Reactivity would seem to correlate with how popular a concept is, or rather, how well it meshes with others. No, rather, I think it's how prone it is to taking over the story. To take a chemistry analogy, if you add potassium to sodium chloride solution, the more reactive potassium will drive out the sodium.
-Group, or column. These group elements which are similar in some way - and also, which can easily replace each other. So in each column you'd have a set of elements which can be interchanged, in order of their ability to dominate the story.

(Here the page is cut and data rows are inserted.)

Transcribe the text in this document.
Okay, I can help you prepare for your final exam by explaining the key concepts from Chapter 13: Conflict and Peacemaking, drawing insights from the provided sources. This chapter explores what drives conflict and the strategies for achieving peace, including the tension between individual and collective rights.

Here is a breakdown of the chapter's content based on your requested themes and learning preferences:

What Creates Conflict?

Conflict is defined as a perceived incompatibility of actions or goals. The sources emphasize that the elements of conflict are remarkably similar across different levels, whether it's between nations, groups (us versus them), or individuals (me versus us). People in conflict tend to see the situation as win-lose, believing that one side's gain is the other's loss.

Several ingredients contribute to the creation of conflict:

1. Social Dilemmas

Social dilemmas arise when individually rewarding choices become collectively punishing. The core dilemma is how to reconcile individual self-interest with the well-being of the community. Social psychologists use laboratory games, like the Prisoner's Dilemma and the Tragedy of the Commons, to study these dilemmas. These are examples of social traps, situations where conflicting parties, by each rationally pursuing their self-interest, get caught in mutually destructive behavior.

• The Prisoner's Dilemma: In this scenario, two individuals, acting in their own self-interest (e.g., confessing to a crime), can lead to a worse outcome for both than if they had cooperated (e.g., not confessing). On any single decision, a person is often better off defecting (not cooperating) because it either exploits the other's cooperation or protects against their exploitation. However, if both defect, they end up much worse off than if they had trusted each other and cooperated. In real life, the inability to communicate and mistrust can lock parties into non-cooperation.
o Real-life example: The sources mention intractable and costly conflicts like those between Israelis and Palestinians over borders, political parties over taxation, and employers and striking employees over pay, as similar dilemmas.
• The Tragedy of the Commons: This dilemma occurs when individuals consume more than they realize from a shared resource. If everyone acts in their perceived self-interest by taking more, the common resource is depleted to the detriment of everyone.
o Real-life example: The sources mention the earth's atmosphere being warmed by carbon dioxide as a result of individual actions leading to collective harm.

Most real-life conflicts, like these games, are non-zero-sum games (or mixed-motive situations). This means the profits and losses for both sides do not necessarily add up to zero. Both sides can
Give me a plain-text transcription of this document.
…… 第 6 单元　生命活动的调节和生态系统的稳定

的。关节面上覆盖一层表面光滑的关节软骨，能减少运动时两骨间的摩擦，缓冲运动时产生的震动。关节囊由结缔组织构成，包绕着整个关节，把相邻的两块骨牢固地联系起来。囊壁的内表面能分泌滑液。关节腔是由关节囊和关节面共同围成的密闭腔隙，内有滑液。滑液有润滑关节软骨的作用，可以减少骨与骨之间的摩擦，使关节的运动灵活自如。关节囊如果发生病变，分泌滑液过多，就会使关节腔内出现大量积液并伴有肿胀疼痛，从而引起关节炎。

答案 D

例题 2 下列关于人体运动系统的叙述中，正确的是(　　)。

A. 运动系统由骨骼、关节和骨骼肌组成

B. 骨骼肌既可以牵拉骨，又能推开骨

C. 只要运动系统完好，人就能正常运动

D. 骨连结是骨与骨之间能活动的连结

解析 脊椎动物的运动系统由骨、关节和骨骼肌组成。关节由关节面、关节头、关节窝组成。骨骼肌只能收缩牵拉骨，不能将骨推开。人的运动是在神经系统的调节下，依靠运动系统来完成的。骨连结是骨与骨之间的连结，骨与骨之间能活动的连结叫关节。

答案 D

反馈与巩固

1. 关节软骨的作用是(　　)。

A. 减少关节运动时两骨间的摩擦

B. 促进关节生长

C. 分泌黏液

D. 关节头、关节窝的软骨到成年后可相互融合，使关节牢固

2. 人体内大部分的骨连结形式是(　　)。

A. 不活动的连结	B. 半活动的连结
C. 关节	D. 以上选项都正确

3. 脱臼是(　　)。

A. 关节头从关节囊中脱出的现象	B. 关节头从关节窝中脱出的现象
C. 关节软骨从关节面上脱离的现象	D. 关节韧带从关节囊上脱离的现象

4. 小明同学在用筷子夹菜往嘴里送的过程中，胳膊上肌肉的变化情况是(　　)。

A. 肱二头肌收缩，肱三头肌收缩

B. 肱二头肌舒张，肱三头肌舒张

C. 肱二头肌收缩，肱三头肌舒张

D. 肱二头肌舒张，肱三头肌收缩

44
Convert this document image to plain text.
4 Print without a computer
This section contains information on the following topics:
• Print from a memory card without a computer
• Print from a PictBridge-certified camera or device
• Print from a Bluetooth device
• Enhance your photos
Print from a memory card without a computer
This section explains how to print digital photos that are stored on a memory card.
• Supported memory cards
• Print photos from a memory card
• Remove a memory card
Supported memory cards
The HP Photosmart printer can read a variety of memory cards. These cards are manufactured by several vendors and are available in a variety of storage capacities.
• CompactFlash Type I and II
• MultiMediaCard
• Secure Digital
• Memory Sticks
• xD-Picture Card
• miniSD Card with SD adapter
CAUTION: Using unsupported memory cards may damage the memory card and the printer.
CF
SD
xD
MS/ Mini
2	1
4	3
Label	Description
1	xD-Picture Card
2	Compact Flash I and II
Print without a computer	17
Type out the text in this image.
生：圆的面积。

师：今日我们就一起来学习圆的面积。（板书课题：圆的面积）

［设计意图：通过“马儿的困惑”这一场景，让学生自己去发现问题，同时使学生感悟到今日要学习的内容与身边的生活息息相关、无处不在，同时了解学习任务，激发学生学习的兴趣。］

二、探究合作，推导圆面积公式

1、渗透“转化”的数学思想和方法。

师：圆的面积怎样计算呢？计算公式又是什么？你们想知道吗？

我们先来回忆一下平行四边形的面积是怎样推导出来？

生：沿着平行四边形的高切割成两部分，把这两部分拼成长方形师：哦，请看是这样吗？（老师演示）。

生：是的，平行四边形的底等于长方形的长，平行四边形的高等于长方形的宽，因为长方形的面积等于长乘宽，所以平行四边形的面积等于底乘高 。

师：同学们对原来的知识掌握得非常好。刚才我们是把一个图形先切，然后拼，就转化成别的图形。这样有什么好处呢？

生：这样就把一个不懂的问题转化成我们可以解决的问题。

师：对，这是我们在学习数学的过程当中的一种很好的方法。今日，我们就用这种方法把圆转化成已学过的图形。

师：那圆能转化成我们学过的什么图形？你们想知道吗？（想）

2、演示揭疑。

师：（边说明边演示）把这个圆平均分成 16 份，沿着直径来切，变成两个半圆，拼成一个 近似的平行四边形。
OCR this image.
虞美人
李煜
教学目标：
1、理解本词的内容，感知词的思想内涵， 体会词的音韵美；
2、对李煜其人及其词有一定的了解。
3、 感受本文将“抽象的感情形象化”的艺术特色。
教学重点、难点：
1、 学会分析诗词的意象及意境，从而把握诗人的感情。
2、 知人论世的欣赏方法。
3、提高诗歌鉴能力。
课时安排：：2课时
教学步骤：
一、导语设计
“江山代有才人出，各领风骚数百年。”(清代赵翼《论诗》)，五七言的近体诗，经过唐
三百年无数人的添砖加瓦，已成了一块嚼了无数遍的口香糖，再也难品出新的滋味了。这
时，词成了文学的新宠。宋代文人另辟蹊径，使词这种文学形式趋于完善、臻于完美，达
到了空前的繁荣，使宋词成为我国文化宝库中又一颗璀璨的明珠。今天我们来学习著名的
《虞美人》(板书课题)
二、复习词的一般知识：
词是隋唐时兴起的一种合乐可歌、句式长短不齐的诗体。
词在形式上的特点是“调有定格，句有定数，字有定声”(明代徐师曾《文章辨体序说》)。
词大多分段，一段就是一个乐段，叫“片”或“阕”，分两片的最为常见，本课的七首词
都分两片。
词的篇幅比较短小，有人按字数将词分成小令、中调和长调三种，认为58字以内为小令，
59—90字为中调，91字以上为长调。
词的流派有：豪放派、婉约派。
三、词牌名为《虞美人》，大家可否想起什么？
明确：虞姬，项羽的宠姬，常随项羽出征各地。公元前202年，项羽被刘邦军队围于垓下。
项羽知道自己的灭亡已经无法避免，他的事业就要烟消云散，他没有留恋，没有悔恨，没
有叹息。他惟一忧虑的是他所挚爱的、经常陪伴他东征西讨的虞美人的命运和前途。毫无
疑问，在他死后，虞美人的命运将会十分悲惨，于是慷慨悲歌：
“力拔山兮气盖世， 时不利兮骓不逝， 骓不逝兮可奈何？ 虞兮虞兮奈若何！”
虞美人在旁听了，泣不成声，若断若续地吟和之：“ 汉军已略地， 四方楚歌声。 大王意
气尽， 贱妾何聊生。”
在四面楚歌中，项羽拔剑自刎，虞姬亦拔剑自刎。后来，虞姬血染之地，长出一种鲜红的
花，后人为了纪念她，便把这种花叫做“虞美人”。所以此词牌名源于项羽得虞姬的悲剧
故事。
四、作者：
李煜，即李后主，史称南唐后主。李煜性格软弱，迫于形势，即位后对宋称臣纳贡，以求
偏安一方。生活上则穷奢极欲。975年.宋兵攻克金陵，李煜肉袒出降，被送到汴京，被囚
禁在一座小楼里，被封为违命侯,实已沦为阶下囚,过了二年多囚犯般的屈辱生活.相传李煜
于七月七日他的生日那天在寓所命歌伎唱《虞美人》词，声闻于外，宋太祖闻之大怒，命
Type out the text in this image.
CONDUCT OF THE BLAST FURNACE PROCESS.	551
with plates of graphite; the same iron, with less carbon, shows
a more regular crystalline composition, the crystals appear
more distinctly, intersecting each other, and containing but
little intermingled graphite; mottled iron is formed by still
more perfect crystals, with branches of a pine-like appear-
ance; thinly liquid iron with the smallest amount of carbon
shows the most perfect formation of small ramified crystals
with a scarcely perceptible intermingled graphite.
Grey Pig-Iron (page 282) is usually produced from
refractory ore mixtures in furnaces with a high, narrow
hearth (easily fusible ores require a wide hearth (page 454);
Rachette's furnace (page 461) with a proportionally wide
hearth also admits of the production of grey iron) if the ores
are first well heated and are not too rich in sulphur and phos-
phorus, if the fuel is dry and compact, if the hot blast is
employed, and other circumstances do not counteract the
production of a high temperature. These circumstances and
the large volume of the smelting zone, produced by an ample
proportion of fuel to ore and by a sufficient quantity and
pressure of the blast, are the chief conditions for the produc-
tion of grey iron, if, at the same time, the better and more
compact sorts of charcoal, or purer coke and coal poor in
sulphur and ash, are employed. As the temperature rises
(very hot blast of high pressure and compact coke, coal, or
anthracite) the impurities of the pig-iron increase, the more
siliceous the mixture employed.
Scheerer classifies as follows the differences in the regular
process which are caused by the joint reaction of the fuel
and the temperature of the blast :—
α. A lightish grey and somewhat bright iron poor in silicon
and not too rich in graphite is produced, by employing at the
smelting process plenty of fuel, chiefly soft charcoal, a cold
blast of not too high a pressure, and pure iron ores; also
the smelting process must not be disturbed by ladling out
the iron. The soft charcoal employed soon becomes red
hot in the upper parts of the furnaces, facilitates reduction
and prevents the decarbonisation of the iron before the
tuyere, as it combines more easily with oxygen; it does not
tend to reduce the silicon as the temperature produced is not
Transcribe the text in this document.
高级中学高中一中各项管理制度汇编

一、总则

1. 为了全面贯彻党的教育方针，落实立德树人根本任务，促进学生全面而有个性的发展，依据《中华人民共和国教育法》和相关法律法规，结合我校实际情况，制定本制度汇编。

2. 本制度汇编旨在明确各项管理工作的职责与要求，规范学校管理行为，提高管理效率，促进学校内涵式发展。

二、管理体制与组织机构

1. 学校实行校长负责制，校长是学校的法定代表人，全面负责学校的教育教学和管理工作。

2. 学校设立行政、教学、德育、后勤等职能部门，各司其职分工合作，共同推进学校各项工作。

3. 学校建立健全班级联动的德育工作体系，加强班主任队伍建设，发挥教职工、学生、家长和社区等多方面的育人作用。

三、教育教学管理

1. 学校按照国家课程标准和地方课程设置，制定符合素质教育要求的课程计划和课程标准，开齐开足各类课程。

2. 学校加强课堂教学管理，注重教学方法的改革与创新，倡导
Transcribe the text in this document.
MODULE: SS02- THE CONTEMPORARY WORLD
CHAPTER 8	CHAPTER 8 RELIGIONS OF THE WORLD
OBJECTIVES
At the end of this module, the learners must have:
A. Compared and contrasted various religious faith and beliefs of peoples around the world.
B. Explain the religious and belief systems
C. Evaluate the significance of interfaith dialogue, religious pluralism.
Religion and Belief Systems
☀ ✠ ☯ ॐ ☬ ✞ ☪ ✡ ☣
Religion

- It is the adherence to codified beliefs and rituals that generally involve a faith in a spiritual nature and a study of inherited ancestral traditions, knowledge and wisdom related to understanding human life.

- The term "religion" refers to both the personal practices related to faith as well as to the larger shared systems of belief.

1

Related to this is the electron count, which in our case is 'elements they go well with'. Group VII elements, for instance, will go very nicely with Group I elements - but need extra work to compound with Group II. So, for instance, songfic-Mary Sue is a simple compound that clearly works easily, while CYOA-Mary Sue is more difficult, and requires more to work.
-Block, or maybe element type. There are four 'blocks' on the Periodic Table: the s-block of reactive metals, the p-block of (mostly) non-metals, the d-block of metals, and the f-block of unstable elements (this is a simplification, naturally). Someone already suggested putting the pure-badfic elements at the bottom, which is the f-block. Then I guess we'd split into cast/plot, and further divide cast into setting and characters.
The main thing that needs to be done to keep it analogous is making sure that the first and second columns from the left and right work well together - that is, that aspects of plot that are affected by setting are in the last two columns of the plot-block.
(For fun, the blocks should of course be Setting, Plot, Demographic, and wtF, to match their real names)
The generics are things like Generic Foodstuff, Generic Surface (Generic Ability to Not Go To The Toilet?), which appear virtually everywhere, but have no impact on everything.